The waning of digital ad identifiers like cookies and Apple’s IDFA is prompting a new focus on advertisers and publishers gathering first-party audience data.
Whilst it may seem easier to manage that direct, there is a school of thought that it is actually going to make things rather complicated.
In this video interview with Beet.TV, Jeremy Hlavacek, chief revenue officer of IBM Watson Advertising, explains why – and what the answer may be.
Making transparency visible
Hlavacek says it is vital to ensure “transparency” in the ad supply chain. But he acknowledges people in the industry are confused about what that means – anything from algorithmic “black boxes” to ad margin taken by partners.
He advocates a two-step response:
- “Make sure you have first-party data relationships. Connected to all this is consumer privacy and making sure that consumers understand how their data is being used and that it’s being used in a reasonable and really increasingly legally compliant way as states and governments develop more and more laws in this area.”

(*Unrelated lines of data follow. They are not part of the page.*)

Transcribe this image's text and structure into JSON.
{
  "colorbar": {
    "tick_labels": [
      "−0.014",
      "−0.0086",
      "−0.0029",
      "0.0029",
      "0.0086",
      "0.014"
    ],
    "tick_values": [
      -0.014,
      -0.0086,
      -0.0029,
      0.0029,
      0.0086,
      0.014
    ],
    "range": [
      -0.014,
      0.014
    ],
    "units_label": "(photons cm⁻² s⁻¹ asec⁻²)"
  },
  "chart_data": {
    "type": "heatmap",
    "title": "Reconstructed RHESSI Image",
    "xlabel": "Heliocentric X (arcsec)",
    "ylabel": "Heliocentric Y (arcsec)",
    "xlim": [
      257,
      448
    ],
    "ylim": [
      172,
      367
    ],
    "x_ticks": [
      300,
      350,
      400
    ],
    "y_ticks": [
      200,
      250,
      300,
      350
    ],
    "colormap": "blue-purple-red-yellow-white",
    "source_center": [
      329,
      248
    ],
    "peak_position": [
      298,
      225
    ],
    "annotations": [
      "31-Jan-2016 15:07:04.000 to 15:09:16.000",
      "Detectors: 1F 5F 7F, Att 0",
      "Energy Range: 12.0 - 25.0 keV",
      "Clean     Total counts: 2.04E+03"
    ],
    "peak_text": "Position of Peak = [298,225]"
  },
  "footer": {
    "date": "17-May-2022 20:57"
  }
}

- “The next thing that’s going to happen, logically, is that you will have many large data sets that are in disparate places, collected in different ways. There will be a number of different first-party data sets that are going to need to be sorted out and analysed by marketers.”
First-party overwhelm
That’s when things are going to get hard to manage, Hlavacek reckons.
“We’re moving to a first-party data model where you’re going to have data coming in a consumer privacy safe way, but it’s going to come from a lot of sources,” he says.
“It’s going to come from publishers. It’s going to come from ad tech companies. It’s going to come from marketers.
“So, you’re bringing together all these data streams from a variety of different places. They’re all going to be about the same consumer, about me or you, but they’re going to need to be rationalised and organised.”
AI to the rescue?
Artificial intelligence can help, Hlavacek says.
What is AI really? More specifically, machine learning – as a key pillar of AI – involves algorithms, trained on data sets to identify patterns, predicting future events from similar streams of input data.
In particular, AI can make meaning of large unstructured data sets.
As AI gets used, however, it will be important that consumers have sight of what is happening.
“I have a lot of sympathy for consumers who are trying to figure it out,” says IBM’s Hlavacek. “We want them to understand the value exchange, that those advertising experiences ultimately create the open internet and create free content.”